The Sun

Sun in H-alpha

This is my first successful image of the sun, taken through my new Coronado Personal Solar Telescope (PST). The PST uses a Hydrogen Alpha filter to block out all wavelengths except a narrow 0.5 Angstrom band (the spectrum of visible light ranges from 4,000 to 7,000 Angstroms). One advantage of using such a narrow bandwidth is that glowing hydrogen gas that moves toward us or away from us can be seen as a slight darkening or brightening relative to the background. For example, solar prominences are plumes of hydrogen that erupt from the surface of the sun. Seen edge on, they appear as dark ridges because the wavelength of light they emit is reduced slightly and consequently blocked by the H-alpha filter.
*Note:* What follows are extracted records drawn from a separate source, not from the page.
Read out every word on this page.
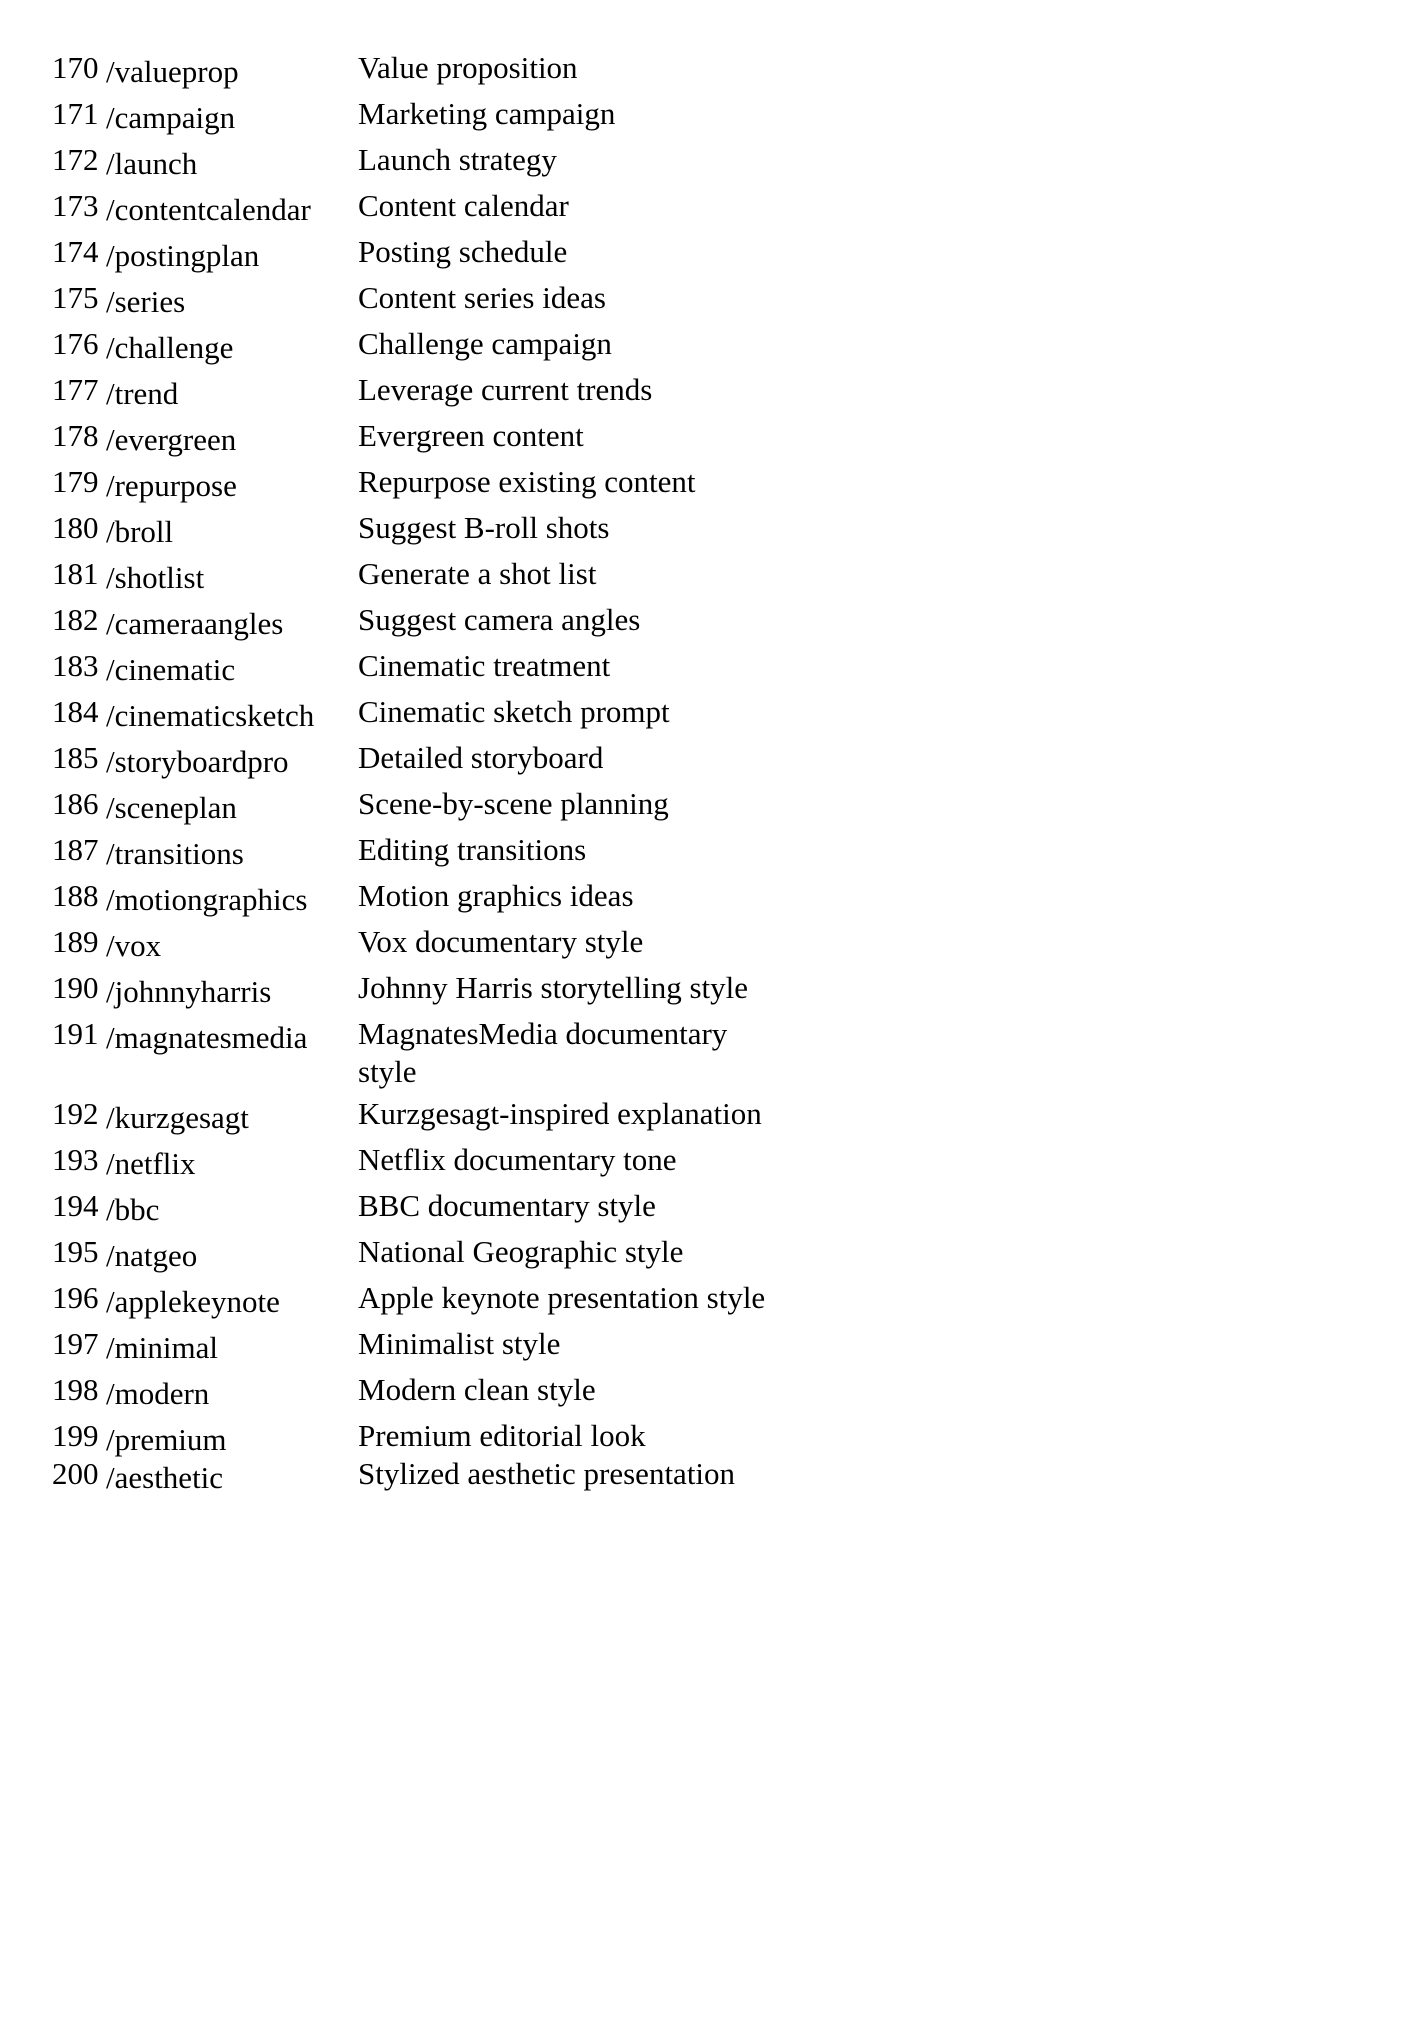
170 /valueprop	Value proposition
171 /campaign	Marketing campaign
172 /launch	Launch strategy
173 /contentcalendar	Content calendar
174 /postingplan	Posting schedule
175 /series	Content series ideas
176 /challenge	Challenge campaign
177 /trend	Leverage current trends
178 /evergreen	Evergreen content
179 /repurpose	Repurpose existing content
180 /broll	Suggest B-roll shots
181 /shotlist	Generate a shot list
182 /cameraangles	Suggest camera angles
183 /cinematic	Cinematic treatment
184 /cinematicsketch	Cinematic sketch prompt
185 /storyboardpro	Detailed storyboard
186 /sceneplan	Scene-by-scene planning
187 /transitions	Editing transitions
188 /motiongraphics	Motion graphics ideas
189 /vox	Vox documentary style
190 /johnnyharris	Johnny Harris storytelling style
191 /magnatesmedia	MagnatesMedia documentary style
192 /kurzgesagt	Kurzgesagt-inspired explanation
193 /netflix	Netflix documentary tone
194 /bbc	BBC documentary style
195 /natgeo	National Geographic style
196 /applekeynote	Apple keynote presentation style
197 /minimal	Minimalist style
198 /modern	Modern clean style
199 /premium	Premium editorial look
200 /aesthetic	Stylized aesthetic presentation
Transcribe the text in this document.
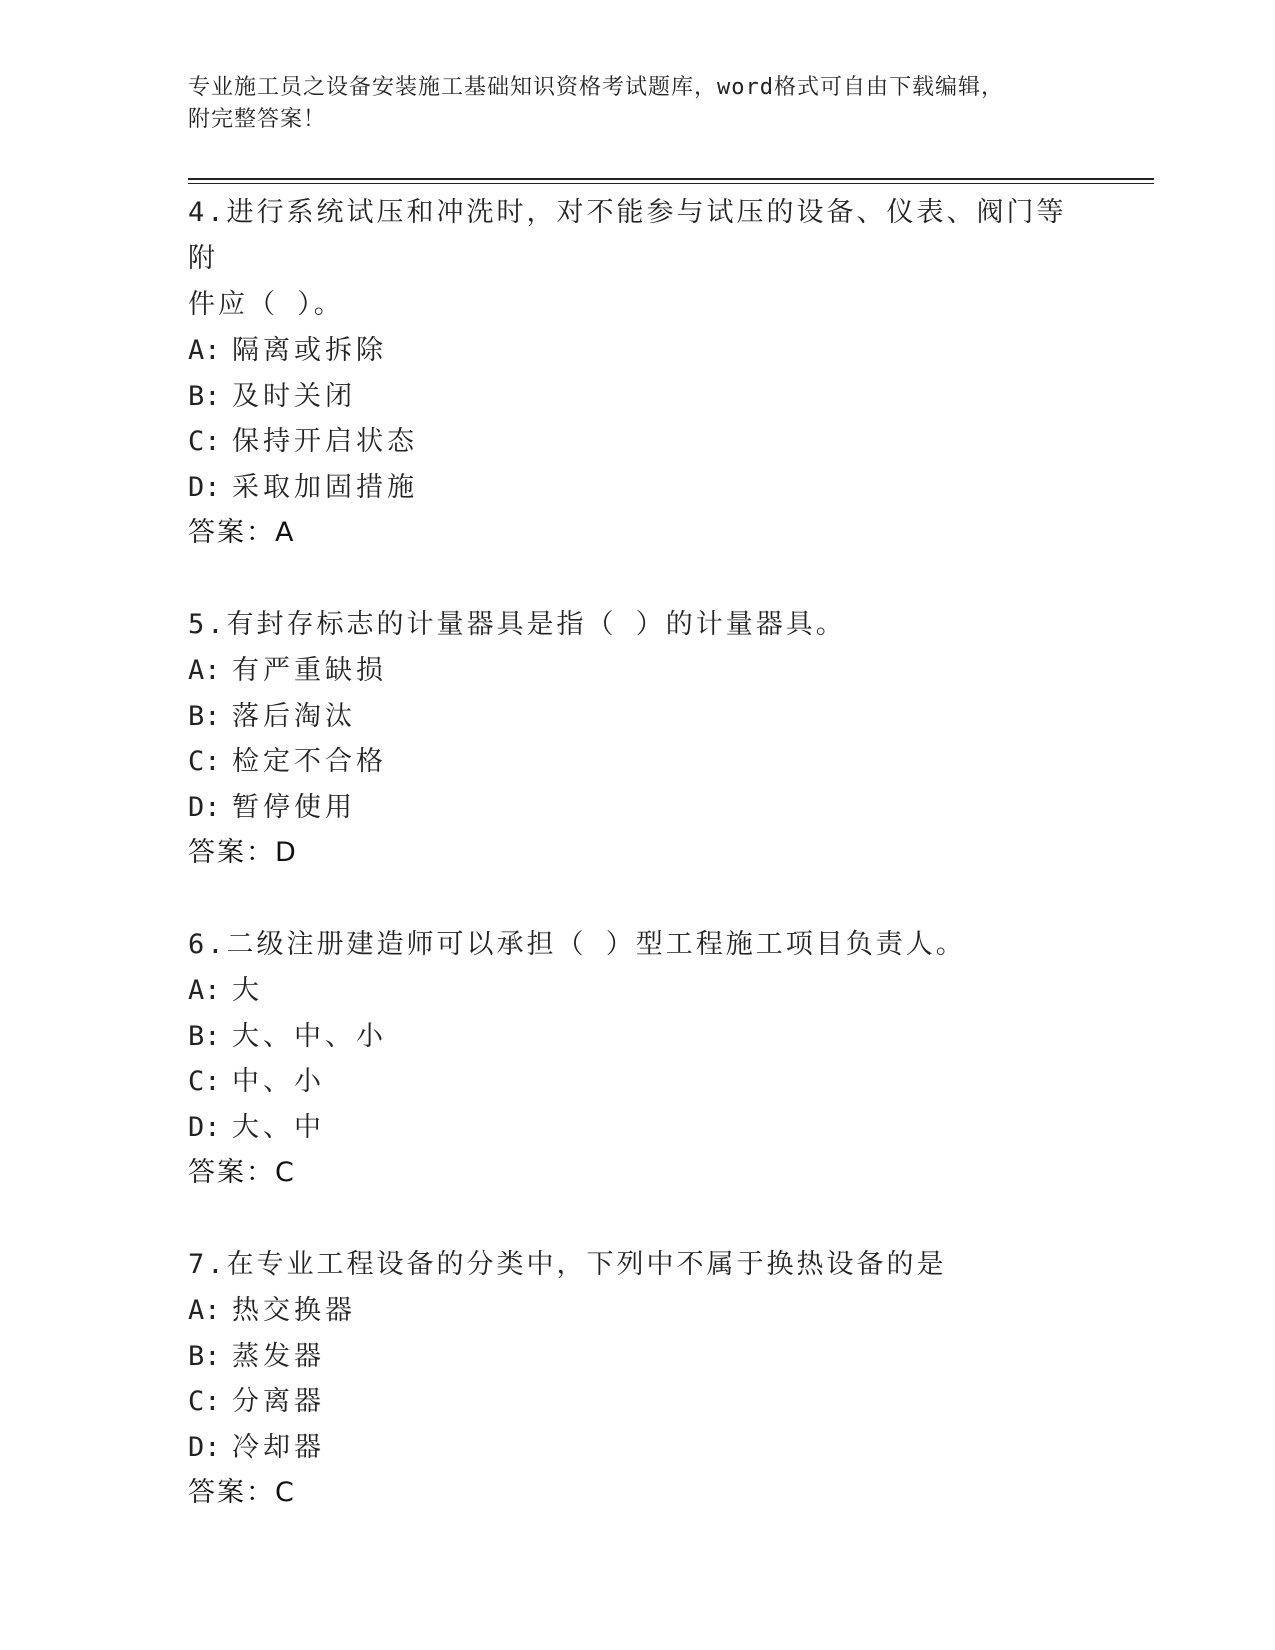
专业施工员之设备安装施工基础知识资格考试题库，word格式可自由下载编辑，
附完整答案！

4.进行系统试压和冲洗时，对不能参与试压的设备、仪表、阀门等附

件应（ ）。

A: 隔离或拆除

B: 及时关闭

C: 保持开启状态

D: 采取加固措施

答案：A

5.有封存标志的计量器具是指（ ）的计量器具。

A: 有严重缺损

B: 落后淘汰

C: 检定不合格

D: 暂停使用

答案：D

6.二级注册建造师可以承担（ ）型工程施工项目负责人。

A: 大

B: 大、中、小

C: 中、小

D: 大、中

答案：C

7.在专业工程设备的分类中，下列中不属于换热设备的是

A: 热交换器

B: 蒸发器

C: 分离器

D: 冷却器

答案：C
In this image, you can see dark “cracks” on the face of the sun that are actually prominences viewed edge-on. Prominences can also be seen on the limb (the edge of the sun’s disk) as red bumps on the right-had side of this image.

This image is not the result of a single snapshot, but rather the sum of over 1200 frames taken from a 2-minute video taken at 30 frames per second on October 1, 2015. Software is used to analyze the quality of each one of 3600 frames (120s X 30 fps = 3600), sort them by quality, then align and add together the best third and discard the rest.

Camera used was the Canon 6D shooting at 1/30th sec, ISO 6400 for 120 seconds. I then used PIPP (Planetary Imaging PreProcessor) to open the source .MOV file and AutoStakkert!2 to align, combine and sharpen the images. Original video was shot in monochrome. Red color to approximate what our eye sees when it views a Hydrogen Alpha source was added to the final result.

Compare the image above with a single frame of the video below. Note the vastly improved quality that results from aligning and combining hundreds of individual frames.

Single frame from video sequence, 1/30th sec exposure, ISO 6400.
Single frame from video sequence, 1/30th sec exposure, ISO 6400.